Research paper by Megan H MH Powdrill, Egor P EP Tchesnokov, Robert A RA Kozak, Rodney S RS Russell, Ross R Martin, Evguenia S ES Svarovskaia, Hongmei H Mo, Roger D RD Kouyos, Matthias M Götte

Indexed on: 03 Dec '11Published on: 03 Dec '11Published in: PNAS



Abstract

The development of resistance to direct-acting antivirals (DAAs) targeting the hepatitis C virus (HCV) can compromise therapy. However, mechanisms that determine prevalence and frequency of resistance-conferring mutations remain elusive. Here, we studied the fidelity of the HCV RNA-dependent RNA polymerase NS5B in an attempt to link the efficiency of mismatch formation with genotypic changes observed in vivo.
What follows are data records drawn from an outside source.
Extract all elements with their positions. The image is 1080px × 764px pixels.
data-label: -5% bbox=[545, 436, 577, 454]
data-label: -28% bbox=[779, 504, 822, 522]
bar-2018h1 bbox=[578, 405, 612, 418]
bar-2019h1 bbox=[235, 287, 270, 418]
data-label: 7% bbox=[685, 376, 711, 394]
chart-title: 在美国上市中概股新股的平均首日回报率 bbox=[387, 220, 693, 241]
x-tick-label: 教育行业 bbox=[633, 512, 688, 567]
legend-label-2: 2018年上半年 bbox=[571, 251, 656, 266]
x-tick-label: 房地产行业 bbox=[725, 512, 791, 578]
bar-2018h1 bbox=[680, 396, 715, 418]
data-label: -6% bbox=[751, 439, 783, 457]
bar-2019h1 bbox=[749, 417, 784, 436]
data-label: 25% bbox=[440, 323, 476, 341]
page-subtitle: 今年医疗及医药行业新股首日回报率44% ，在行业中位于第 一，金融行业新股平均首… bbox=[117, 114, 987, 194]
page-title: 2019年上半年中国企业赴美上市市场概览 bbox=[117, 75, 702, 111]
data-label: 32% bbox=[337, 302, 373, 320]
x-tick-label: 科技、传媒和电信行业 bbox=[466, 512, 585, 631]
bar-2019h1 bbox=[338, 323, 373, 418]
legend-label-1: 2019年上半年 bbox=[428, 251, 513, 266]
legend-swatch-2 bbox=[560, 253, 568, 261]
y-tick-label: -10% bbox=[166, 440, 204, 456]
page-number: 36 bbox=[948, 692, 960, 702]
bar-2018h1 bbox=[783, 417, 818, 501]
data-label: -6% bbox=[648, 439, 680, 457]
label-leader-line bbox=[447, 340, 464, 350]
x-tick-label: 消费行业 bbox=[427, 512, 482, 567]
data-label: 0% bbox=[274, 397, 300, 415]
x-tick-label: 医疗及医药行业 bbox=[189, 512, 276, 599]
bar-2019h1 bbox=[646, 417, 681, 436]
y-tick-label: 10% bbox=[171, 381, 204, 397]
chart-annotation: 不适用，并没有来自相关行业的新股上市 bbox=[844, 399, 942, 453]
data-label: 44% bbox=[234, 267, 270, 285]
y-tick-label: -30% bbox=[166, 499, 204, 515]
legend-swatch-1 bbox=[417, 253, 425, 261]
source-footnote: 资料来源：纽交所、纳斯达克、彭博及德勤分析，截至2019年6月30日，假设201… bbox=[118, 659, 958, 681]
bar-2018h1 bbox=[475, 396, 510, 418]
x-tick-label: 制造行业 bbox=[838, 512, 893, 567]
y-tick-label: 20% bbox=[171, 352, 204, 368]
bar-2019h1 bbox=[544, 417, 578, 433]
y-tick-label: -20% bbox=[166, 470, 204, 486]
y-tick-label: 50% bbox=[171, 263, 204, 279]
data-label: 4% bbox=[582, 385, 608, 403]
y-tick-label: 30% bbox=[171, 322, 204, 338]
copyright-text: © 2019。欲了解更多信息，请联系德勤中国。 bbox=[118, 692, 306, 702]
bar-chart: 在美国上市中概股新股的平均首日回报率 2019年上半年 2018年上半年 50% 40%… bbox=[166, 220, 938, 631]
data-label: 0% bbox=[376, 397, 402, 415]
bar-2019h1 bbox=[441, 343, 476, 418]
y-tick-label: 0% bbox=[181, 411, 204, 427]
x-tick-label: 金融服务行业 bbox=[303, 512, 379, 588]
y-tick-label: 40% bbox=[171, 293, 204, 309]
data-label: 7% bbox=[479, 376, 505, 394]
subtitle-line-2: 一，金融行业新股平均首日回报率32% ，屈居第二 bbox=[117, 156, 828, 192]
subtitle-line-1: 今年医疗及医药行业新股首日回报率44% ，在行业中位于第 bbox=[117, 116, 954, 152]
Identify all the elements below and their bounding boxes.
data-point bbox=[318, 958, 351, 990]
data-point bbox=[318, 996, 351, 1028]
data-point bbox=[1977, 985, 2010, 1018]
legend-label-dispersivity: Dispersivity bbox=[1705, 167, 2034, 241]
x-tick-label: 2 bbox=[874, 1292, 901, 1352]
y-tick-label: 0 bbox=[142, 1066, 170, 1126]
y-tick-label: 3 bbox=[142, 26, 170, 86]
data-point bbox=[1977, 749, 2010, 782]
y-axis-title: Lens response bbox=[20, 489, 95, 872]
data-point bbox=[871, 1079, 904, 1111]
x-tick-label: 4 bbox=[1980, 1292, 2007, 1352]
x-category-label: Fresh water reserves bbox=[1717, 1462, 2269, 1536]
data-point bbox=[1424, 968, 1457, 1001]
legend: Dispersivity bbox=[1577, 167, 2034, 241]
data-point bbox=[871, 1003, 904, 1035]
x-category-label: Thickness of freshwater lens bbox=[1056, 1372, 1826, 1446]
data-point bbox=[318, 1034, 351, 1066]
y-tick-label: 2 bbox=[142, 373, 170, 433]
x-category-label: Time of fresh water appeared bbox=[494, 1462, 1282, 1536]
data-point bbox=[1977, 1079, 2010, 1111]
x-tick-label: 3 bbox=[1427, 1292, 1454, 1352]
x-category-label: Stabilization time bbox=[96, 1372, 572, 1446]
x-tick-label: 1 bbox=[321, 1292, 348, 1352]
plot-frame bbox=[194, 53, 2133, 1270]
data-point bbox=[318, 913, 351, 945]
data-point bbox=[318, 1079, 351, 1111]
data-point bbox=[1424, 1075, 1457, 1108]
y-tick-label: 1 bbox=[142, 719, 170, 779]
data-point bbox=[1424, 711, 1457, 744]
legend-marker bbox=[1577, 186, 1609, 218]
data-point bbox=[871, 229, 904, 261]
Enzyme kinetic measurements revealed unexpectedly high error rates (approximately 10(-3) per site) for G:U/U:G mismatches. The strong preference for G:U/U:G mismatches over all other mistakes correlates with a mutational bias in favor of transitions over transversions. Deep sequencing of HCV RNA samples isolated from 20 treatment-naïve patients revealed an approximately 75-fold difference in frequencies of the two classes of mutations. A stochastic model based on these results suggests that the bias toward transitions can also affect the selection of resistance-conferring mutations. Collectively, the data provide strong evidence to suggest that the nature of the nucleotide change can contribute to the genetic barrier in the development of resistance to DAAs.